© JUNGE FREIHEIT Verlag GmbH & Co.  www.jungefreiheit.de  24/14 / 06. Juni 2014

Da streiten die Gelehrten
Wende der Energiewende? / Zukunftsaussichten in Europa / Fracking soll es richten
Heiko Urbanzyk

Nicht die Wände, wohl aber „die Wende wackelt“, stellen die Herausgeber von Internationale Politik (IP) in der aktuellen Ausgabe 3/2014 fest. „Brauchen wir eine Wende der Wende?“, fragen sie in ihrem ausgewogenen Schwerpunkt zu den Zukunftsaussichten der Energiewende. Im Vordergrund steht vor allem die Kostenfrage. „Offensichtlich läßt sich das System nicht unreformiert fortschreiben“, gibt der Energiewendebefürworter Reinhard Bütikofer im IP-Gespräch zu. Die Kostenfrage mache das System angreifbar, wodurch seine Legitimität untergraben werde.

Der Sprecher der deutschen Grünen im Europäischen Parlament meint zu wissen, wo die Schuldigen sitzen. Seit 2007 habe die Regierung Merkel „keine Chancen versäumt, Chancen zu versäumen“. Immer wenn es zum Konflikt langfristiger Klimapolitik und kurzfristiger Wirtschaftsinteressen gekommen sei, habe die Wirtschaft den Vorrang erhalten.

In China stieg Strompreis nur um zehn Prozent

Weder ökonomische noch ökologische Verheißungen der Energiewende seien eingetroffen, meint Zeit-Redakteur Frank Drieschner. „Wer mit Vertretern des Regierungslagers spricht, trifft auf komplette Ratlosigkeit.“ Die Ener-giewende bräuchte für ein Gelingen europäische Unterstützung. Doch die Deutschen müßten sich fragen, ob sie sich die heutige Energiewende von der EU hätten diktieren lassen. Drieschner meint nein – „weshalb es absurd ist, anderen EU-Ländern Entscheidungen vergleichbarer Tragweite aufzwingen zu wollen“. Die Briten würden eher die EU verlassen, als ihre Atomkraftwerke abzuschalten.

Claudia Kemfert vom Deutschen Institut für Wirtschaftsforschung sieht in der EEG-Umlage nicht die Ursache für höhere Strompreise. Diese könnten schon heute sinken, „wenn auch die niedrigen Strombörsenpreise an die Verbraucher weitergegeben werden würden“.

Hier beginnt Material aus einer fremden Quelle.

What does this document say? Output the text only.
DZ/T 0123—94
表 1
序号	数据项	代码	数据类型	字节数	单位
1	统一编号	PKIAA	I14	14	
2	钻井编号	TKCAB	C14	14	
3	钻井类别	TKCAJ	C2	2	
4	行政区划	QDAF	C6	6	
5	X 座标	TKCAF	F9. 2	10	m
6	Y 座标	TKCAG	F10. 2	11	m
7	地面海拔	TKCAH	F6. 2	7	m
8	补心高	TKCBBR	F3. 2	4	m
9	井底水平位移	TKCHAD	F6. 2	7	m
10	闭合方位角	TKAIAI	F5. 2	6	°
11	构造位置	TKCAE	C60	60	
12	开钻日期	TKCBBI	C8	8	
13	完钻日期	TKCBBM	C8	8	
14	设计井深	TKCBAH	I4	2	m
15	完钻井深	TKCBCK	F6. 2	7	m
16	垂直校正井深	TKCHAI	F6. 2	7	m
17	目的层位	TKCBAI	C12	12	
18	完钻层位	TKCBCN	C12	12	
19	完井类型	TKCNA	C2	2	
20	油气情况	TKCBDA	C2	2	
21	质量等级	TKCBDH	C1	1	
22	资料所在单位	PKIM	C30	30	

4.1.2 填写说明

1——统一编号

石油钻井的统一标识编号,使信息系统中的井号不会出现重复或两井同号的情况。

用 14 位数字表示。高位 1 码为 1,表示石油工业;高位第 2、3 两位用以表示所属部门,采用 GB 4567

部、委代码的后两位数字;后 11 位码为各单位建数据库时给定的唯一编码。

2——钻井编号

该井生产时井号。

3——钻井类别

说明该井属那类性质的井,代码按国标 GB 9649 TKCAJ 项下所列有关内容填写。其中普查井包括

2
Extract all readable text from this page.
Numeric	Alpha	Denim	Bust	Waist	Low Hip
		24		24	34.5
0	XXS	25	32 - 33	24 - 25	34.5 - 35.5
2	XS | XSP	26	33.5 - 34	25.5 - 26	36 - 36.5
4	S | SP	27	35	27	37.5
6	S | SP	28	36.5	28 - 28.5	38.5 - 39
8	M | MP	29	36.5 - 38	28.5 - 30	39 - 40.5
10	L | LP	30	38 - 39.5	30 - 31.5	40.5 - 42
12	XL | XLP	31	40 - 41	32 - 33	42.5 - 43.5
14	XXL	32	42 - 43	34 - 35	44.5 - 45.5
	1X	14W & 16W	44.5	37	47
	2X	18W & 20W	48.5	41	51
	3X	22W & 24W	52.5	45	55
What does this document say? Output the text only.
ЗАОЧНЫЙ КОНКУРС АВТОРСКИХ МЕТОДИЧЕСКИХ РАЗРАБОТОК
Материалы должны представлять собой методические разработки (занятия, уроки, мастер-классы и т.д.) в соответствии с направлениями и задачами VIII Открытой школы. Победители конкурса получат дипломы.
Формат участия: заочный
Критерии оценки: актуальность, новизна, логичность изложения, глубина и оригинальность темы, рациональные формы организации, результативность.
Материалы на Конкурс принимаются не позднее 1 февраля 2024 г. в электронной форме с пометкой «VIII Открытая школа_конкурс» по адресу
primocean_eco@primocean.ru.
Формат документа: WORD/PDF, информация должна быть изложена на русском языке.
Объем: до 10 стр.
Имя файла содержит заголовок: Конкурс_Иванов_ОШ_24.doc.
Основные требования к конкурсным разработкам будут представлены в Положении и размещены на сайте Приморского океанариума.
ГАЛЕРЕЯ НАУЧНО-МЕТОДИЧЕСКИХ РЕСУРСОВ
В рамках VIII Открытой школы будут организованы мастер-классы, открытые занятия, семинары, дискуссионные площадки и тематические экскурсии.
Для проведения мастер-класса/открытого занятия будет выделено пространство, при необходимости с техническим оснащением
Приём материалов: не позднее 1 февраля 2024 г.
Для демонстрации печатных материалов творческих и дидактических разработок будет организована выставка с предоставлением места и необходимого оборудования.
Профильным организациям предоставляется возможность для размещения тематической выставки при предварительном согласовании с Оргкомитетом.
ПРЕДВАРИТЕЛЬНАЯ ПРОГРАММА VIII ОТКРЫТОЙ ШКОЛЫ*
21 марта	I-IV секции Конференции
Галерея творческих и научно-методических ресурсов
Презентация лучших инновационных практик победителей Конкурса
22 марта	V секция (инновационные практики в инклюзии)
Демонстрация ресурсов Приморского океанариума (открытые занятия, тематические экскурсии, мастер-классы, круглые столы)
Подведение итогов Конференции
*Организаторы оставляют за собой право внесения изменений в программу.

Für Daniel Yergin und Ralf Wiegert von IHS Economics ist die Energiewende ein „Wirtschaftsklimakiller“, weil seit 2007 die deutschen Energiepreise um 60 Prozent gestiegen seien; in den USA und China seien es weniger als 10 Prozent. Dies gefährde unseren Exportstandort. Sie fordern daher neben den „Erneuerbaren“ das Schiefergas-Fracking in Deutschland. Bis 2020 könnten dadurch 270.000 Arbeitsplätze geschaffen werden, das BIP um 0,9 Prozent sowie das Pro-Kopf-Einkommen um 123 Euro jährlich steigen. Die Studie finanzierten mit Exxon und BP jedoch gerade solche ausländische Firmen, denen Deutschland sonst reichlich egal ist. Über die Gefahren der Grundwasservergiftung verlieren die Fracking-Befürworter daher kein Wort.

Im IP-Schwerpunkt halten alle Autoren die Energiewende für sinnvoll und technologisch richtungsweisend. Doch „die Lösung“ bleibt verborgen im Nebel von Ideologie und Interessenpolitik.